Malaria is a dangerous disease caused by a parasite that’s spread by mosquitoes - mainly in tropical parts of the world. If it goes untreated, it can rapidly cause severe illness - especially in young children [1]. Every year, hundreds of thousands of African children under five die, making it the main cause of childhood illness and death in sub-Saharan Africa [2].

For 35 years, the biopharmaceutical industry and the broader scientific community have been working on finding a vaccine to protect against malaria. And in October 2021, one was finally recommended for widespread use [2].

I remember my project team met in the office that day – after a whole year of working remotely due to the COVID-19 pandemic. It was such a special moment to see everyone in person and to celebrate such an important step forward. The WHO called it ‘a historic moment… a breakthrough for science, child health and malaria control’ [2]. So many people have worked on this vaccine for so many years, and I couldn’t have been prouder.

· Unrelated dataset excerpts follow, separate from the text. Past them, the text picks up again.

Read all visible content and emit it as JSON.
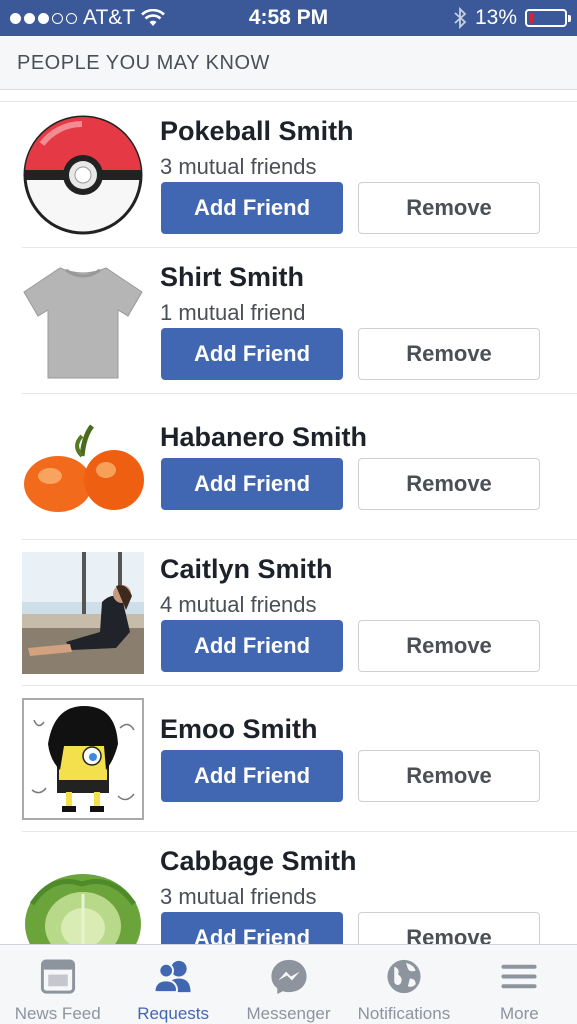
{
  "status_bar": {
    "carrier": "AT&T",
    "time": "4:58 PM",
    "battery": "13%",
    "battery_level": 0.13,
    "battery_color": "#e0202a"
  },
  "section": {
    "title": "PEOPLE YOU MAY KNOW"
  },
  "people": [
    {
      "name": "Pokeball Smith",
      "mutual": "3 mutual friends",
      "avatar": "pokeball-image"
    },
    {
      "name": "Shirt Smith",
      "mutual": "1 mutual friend",
      "avatar": "gray-tshirt-image"
    },
    {
      "name": "Habanero Smith",
      "mutual": "",
      "avatar": "habanero-peppers-image"
    },
    {
      "name": "Caitlyn Smith",
      "mutual": "4 mutual friends",
      "avatar": "person-photo"
    },
    {
      "name": "Emoo Smith",
      "mutual": "",
      "avatar": "emo-sponge-drawing"
    },
    {
      "name": "Cabbage Smith",
      "mutual": "3 mutual friends",
      "avatar": "cabbage-image"
    }
  ],
  "buttons": {
    "add": "Add Friend",
    "remove": "Remove"
  },
  "tabs": [
    {
      "label": "News Feed",
      "icon": "news-feed-icon",
      "active": false
    },
    {
      "label": "Requests",
      "icon": "requests-icon",
      "active": true
    },
    {
      "label": "Messenger",
      "icon": "messenger-icon",
      "active": false
    },
    {
      "label": "Notifications",
      "icon": "globe-icon",
      "active": false
    },
    {
      "label": "More",
      "icon": "menu-icon",
      "active": false
    }
  ],
  "colors": {
    "brand": "#3b5999",
    "button": "#4267b2"
  }
}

What the malaria vaccine could change

Adults who have grown up around malaria have usually developed immune responses to partially defend themselves against it. However, young children haven’t yet got these defences and are particularly vulnerable to it. Even if it’s thankfully not always deadly, malaria means children miss out on school or their parents miss out on work. These disruptions can keep people in an endless cycle of poverty.

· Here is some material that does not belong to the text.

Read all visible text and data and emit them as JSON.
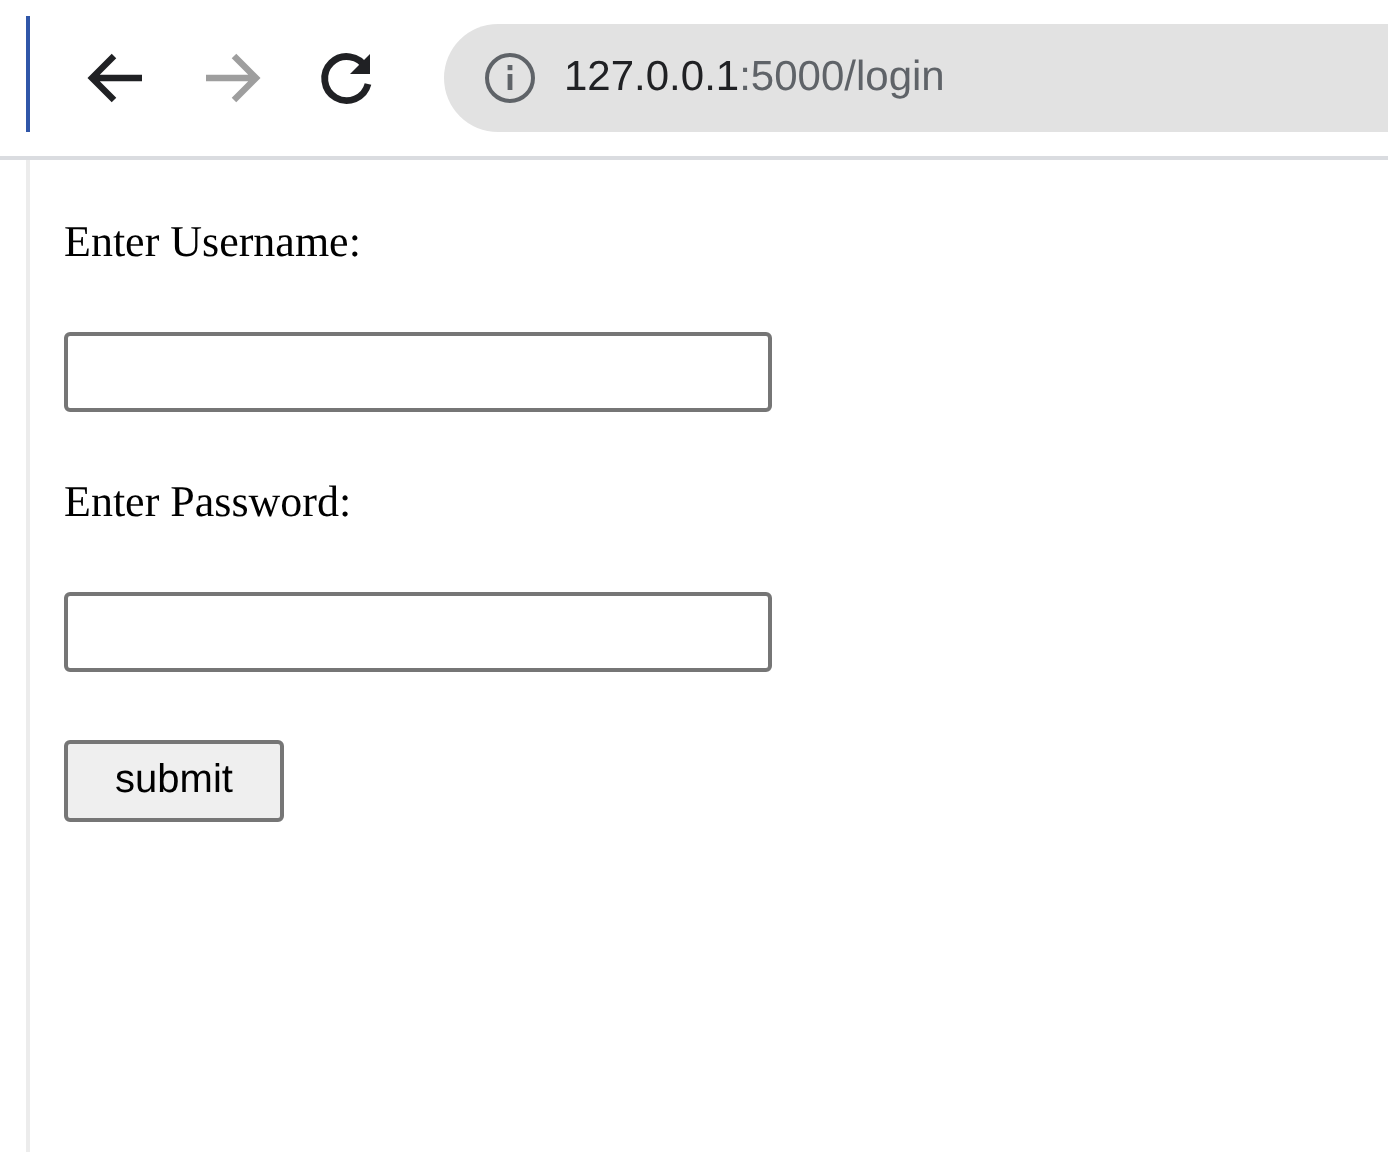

So it was very encouraging to hear that when the vaccine was first rolled out, there was really high acceptance of it. People knew how dangerous and disruptive this disease can be. Sadder still, most people in these regions had lost someone to malaria. This ground-breaking [2] and long-awaited malaria vaccine could help save the lives of more than 500,000 African children under the age of 5 [3] who die from malaria every year [4]. I hope it can be a beacon of hope for them. A chance to protect themselves and their loved ones from any further loss.

What comes next?

This vaccine can contribute to more children in these regions getting to live normal lives. To go to school, to get an education and to grow up without the burden of malaria. I’m so grateful to have played a small part.

In general, childhood vaccination programmes have had a huge impact on global health. Before vaccines, infectious diseases were the leading cause of childhood death globally [5]. But with every vaccine approved and introduced, these numbers fall even further.

It’s rare to get the opportunity to work on a programme that has the potential impact that this one project might have. But I’d like to see even more people get this opportunity, as we see more vaccines discovered, and more children saved from disease and harm.